An oil tanker was bearing down on us, the concrete pilings of the Sunshine Skyway Bridge were fast approaching, and the pilot of our ship had his head covered with a blinder and his eyes riveted on a small electronic screen.

The making of a maritime disaster? No, it was a test of a new navigating device that may help avoid a calamity.

Working with Greiner Engineering Sciences Inc. and Navigation Sciences Inc., the Florida Department of Transportation (DOT) has come up with a new way for ship pilots to see where they are going.

Their work was initiated after an accident in 1980 in which a phosphate freighter rammed a pier of the Sunshine Skyway Bridge, which spans Tampa Bay near St. Petersburg. A portion of the bridge collapsed, killing 35 people. The collision occurred in a rainstorm so intense that it not only hid the bridge from the freighter pilot's sight, but also distorted his radar so he could not locate the bridge electronically.

The device the DOT is testing works by improving on the Coast Guard's Loran-C navigation system, which uses radio signals to tell mariners where they are. The Loran system does not work well in harbors or bays because the radio signals are distorted by the land.

Navigation Sciences developed a land-based microwave system that constantly measures the distortion and feeds figures into an onship computer, which then compensates for it.

''This is the only one like it in the world,'' said Mortimer Rogoff, president of Navigation Sciences. ''It relies on new ways of using Loran that gets accuracy 10 times better than a normal Loran.''

One of the devices was put aboard the Coast Guard buoy tender White Sumac, and Tampa Bay pilot Gary Maddox was asked to guide the ship under the Skyway while wearing a blinder so he could not see where the ship was going.

Instead of looking out the windows at the buoys and range finders, Maddox was watching the progress of the ship on a screen attached to a computer and guided by radio signals.

On the screen was a chart of the shipping channel and the markers that align it. The location of the ship was pinpointed on the chart, and as the ship moved, its path was followed by a line.

Numbers on the screen told the pilot how far he was from the center of the channel, how far he was from the next obstruction - be it a turn in the channel or a bridge - and how long it would take to get to it at the ship's rate of speed.

Looking at nothing but the screen and giving instructions to the helmsman, Maddox guided the buoy tender down the channel, around two turns, executed an evasive action to avoid an oncoming tanker, and traveled under the Skyway in the center of the channel.

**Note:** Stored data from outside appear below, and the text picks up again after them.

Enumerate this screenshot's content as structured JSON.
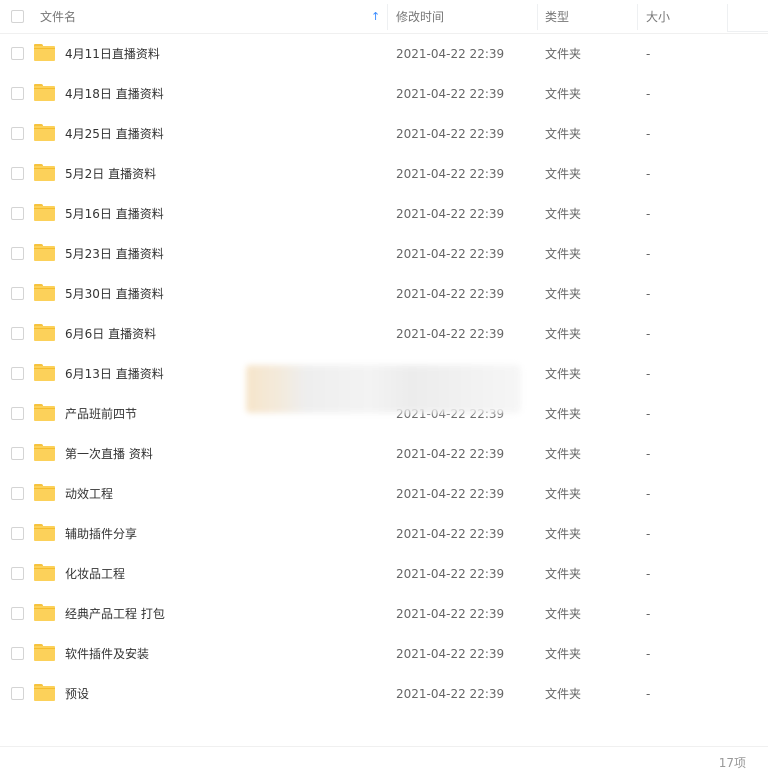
{
  "header": {
    "name": "文件名",
    "modified": "修改时间",
    "type": "类型",
    "size": "大小",
    "sort_indicator": "↑"
  },
  "rows": [
    {
      "name": "4月11日直播资料",
      "date": "2021-04-22 22:39",
      "type": "文件夹",
      "size": "-"
    },
    {
      "name": "4月18日 直播资料",
      "date": "2021-04-22 22:39",
      "type": "文件夹",
      "size": "-"
    },
    {
      "name": "4月25日 直播资料",
      "date": "2021-04-22 22:39",
      "type": "文件夹",
      "size": "-"
    },
    {
      "name": "5月2日 直播资料",
      "date": "2021-04-22 22:39",
      "type": "文件夹",
      "size": "-"
    },
    {
      "name": "5月16日 直播资料",
      "date": "2021-04-22 22:39",
      "type": "文件夹",
      "size": "-"
    },
    {
      "name": "5月23日 直播资料",
      "date": "2021-04-22 22:39",
      "type": "文件夹",
      "size": "-"
    },
    {
      "name": "5月30日 直播资料",
      "date": "2021-04-22 22:39",
      "type": "文件夹",
      "size": "-"
    },
    {
      "name": "6月6日 直播资料",
      "date": "2021-04-22 22:39",
      "type": "文件夹",
      "size": "-"
    },
    {
      "name": "6月13日 直播资料",
      "date": "",
      "type": "文件夹",
      "size": "-"
    },
    {
      "name": "产品班前四节",
      "date": "2021-04-22 22:39",
      "type": "文件夹",
      "size": "-"
    },
    {
      "name": "第一次直播 资料",
      "date": "2021-04-22 22:39",
      "type": "文件夹",
      "size": "-"
    },
    {
      "name": "动效工程",
      "date": "2021-04-22 22:39",
      "type": "文件夹",
      "size": "-"
    },
    {
      "name": "辅助插件分享",
      "date": "2021-04-22 22:39",
      "type": "文件夹",
      "size": "-"
    },
    {
      "name": "化妆品工程",
      "date": "2021-04-22 22:39",
      "type": "文件夹",
      "size": "-"
    },
    {
      "name": "经典产品工程 打包",
      "date": "2021-04-22 22:39",
      "type": "文件夹",
      "size": "-"
    },
    {
      "name": "软件插件及安装",
      "date": "2021-04-22 22:39",
      "type": "文件夹",
      "size": "-"
    },
    {
      "name": "预设",
      "date": "2021-04-22 22:39",
      "type": "文件夹",
      "size": "-"
    }
  ],
  "footer": {
    "count": "17项"
  },
  "icons": {
    "folder": "folder-icon",
    "checkbox": "checkbox",
    "sort": "sort-ascending-icon"
  },
  "colors": {
    "folder": "#fcd15a",
    "sort_arrow": "#3b8cff"
  }
}
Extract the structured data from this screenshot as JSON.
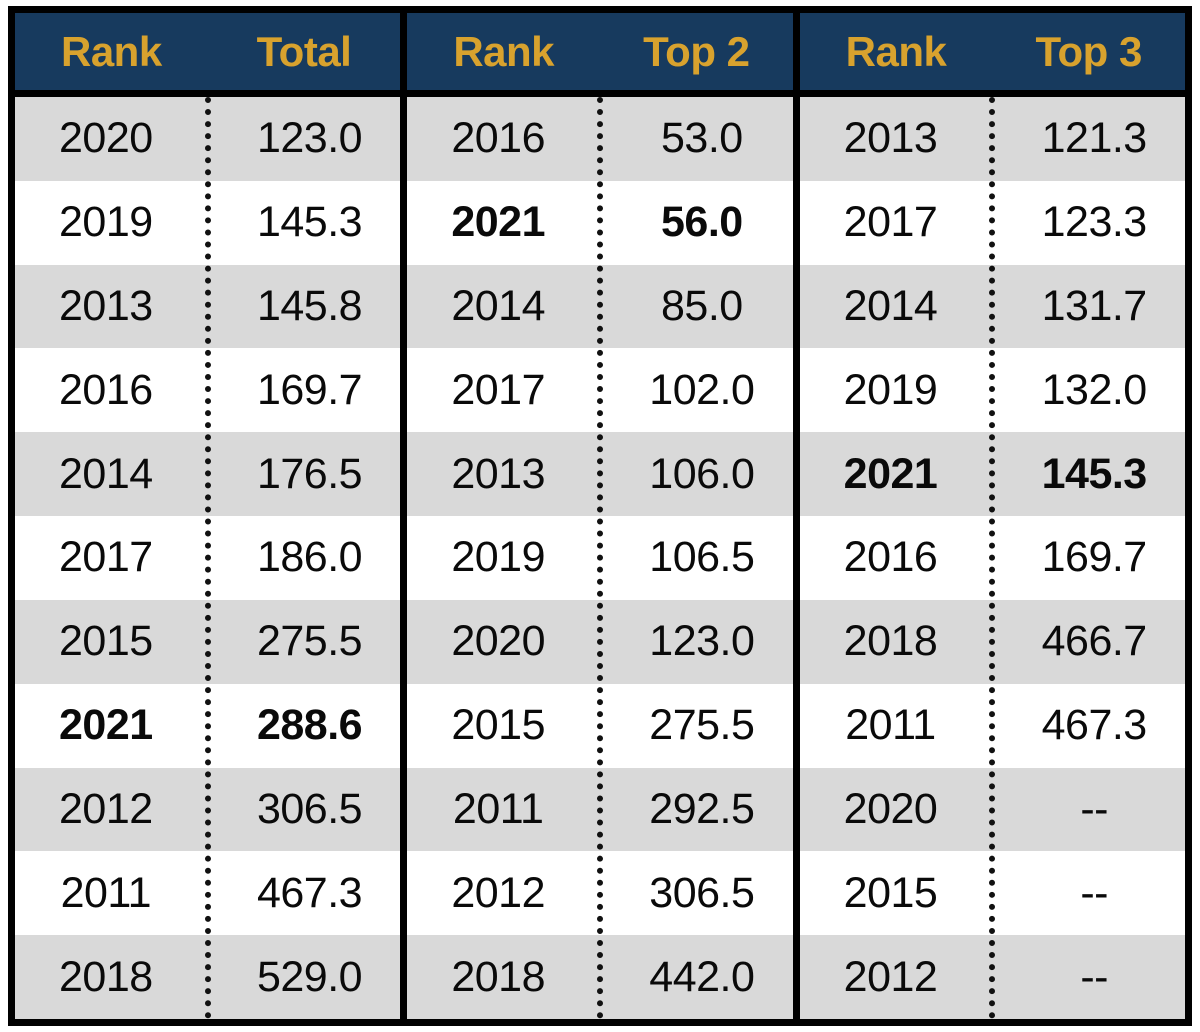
{
  "table": {
    "blocks": [
      {
        "id": "total",
        "headers": {
          "rank": "Rank",
          "value": "Total"
        },
        "rows": [
          {
            "rank": "2020",
            "value": "123.0",
            "bold": false
          },
          {
            "rank": "2019",
            "value": "145.3",
            "bold": false
          },
          {
            "rank": "2013",
            "value": "145.8",
            "bold": false
          },
          {
            "rank": "2016",
            "value": "169.7",
            "bold": false
          },
          {
            "rank": "2014",
            "value": "176.5",
            "bold": false
          },
          {
            "rank": "2017",
            "value": "186.0",
            "bold": false
          },
          {
            "rank": "2015",
            "value": "275.5",
            "bold": false
          },
          {
            "rank": "2021",
            "value": "288.6",
            "bold": true
          },
          {
            "rank": "2012",
            "value": "306.5",
            "bold": false
          },
          {
            "rank": "2011",
            "value": "467.3",
            "bold": false
          },
          {
            "rank": "2018",
            "value": "529.0",
            "bold": false
          }
        ]
      },
      {
        "id": "top2",
        "headers": {
          "rank": "Rank",
          "value": "Top 2"
        },
        "rows": [
          {
            "rank": "2016",
            "value": "53.0",
            "bold": false
          },
          {
            "rank": "2021",
            "value": "56.0",
            "bold": true
          },
          {
            "rank": "2014",
            "value": "85.0",
            "bold": false
          },
          {
            "rank": "2017",
            "value": "102.0",
            "bold": false
          },
          {
            "rank": "2013",
            "value": "106.0",
            "bold": false
          },
          {
            "rank": "2019",
            "value": "106.5",
            "bold": false
          },
          {
            "rank": "2020",
            "value": "123.0",
            "bold": false
          },
          {
            "rank": "2015",
            "value": "275.5",
            "bold": false
          },
          {
            "rank": "2011",
            "value": "292.5",
            "bold": false
          },
          {
            "rank": "2012",
            "value": "306.5",
            "bold": false
          },
          {
            "rank": "2018",
            "value": "442.0",
            "bold": false
          }
        ]
      },
      {
        "id": "top3",
        "headers": {
          "rank": "Rank",
          "value": "Top 3"
        },
        "rows": [
          {
            "rank": "2013",
            "value": "121.3",
            "bold": false
          },
          {
            "rank": "2017",
            "value": "123.3",
            "bold": false
          },
          {
            "rank": "2014",
            "value": "131.7",
            "bold": false
          },
          {
            "rank": "2019",
            "value": "132.0",
            "bold": false
          },
          {
            "rank": "2021",
            "value": "145.3",
            "bold": true
          },
          {
            "rank": "2016",
            "value": "169.7",
            "bold": false
          },
          {
            "rank": "2018",
            "value": "466.7",
            "bold": false
          },
          {
            "rank": "2011",
            "value": "467.3",
            "bold": false
          },
          {
            "rank": "2020",
            "value": "--",
            "bold": false
          },
          {
            "rank": "2015",
            "value": "--",
            "bold": false
          },
          {
            "rank": "2012",
            "value": "--",
            "bold": false
          }
        ]
      }
    ]
  },
  "colors": {
    "header_background": "#173A5E",
    "header_text": "#D8A22E",
    "row_shaded": "#D9D9D9",
    "row_plain": "#FFFFFF",
    "border": "#000000",
    "cell_text": "#0A0A0A"
  },
  "chart_data": {
    "type": "table",
    "title": "",
    "columns": [
      "Rank",
      "Total",
      "Rank",
      "Top 2",
      "Rank",
      "Top 3"
    ],
    "highlighted_row_key": "2021",
    "series": [
      {
        "name": "Total",
        "categories": [
          "2020",
          "2019",
          "2013",
          "2016",
          "2014",
          "2017",
          "2015",
          "2021",
          "2012",
          "2011",
          "2018"
        ],
        "values": [
          123.0,
          145.3,
          145.8,
          169.7,
          176.5,
          186.0,
          275.5,
          288.6,
          306.5,
          467.3,
          529.0
        ]
      },
      {
        "name": "Top 2",
        "categories": [
          "2016",
          "2021",
          "2014",
          "2017",
          "2013",
          "2019",
          "2020",
          "2015",
          "2011",
          "2012",
          "2018"
        ],
        "values": [
          53.0,
          56.0,
          85.0,
          102.0,
          106.0,
          106.5,
          123.0,
          275.5,
          292.5,
          306.5,
          442.0
        ]
      },
      {
        "name": "Top 3",
        "categories": [
          "2013",
          "2017",
          "2014",
          "2019",
          "2021",
          "2016",
          "2018",
          "2011",
          "2020",
          "2015",
          "2012"
        ],
        "values": [
          121.3,
          123.3,
          131.7,
          132.0,
          145.3,
          169.7,
          466.7,
          467.3,
          null,
          null,
          null
        ]
      }
    ]
  }
}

''Our worst fear is the summertime thunderstorms that block our vision and distort the radar, and this machine has the capability of telling you where you are within five meters,'' Maddox said. ''This machine would have given (the pilot aboard the ship that hit the Skyway) the capability to know he was off course early on.''

If the Tampa Bay pilots decide after six months of tests that they have confidence in the new system, the DOT will ask companies to bid on making several systems that would be light enough for pilots to carry aboard all vessels.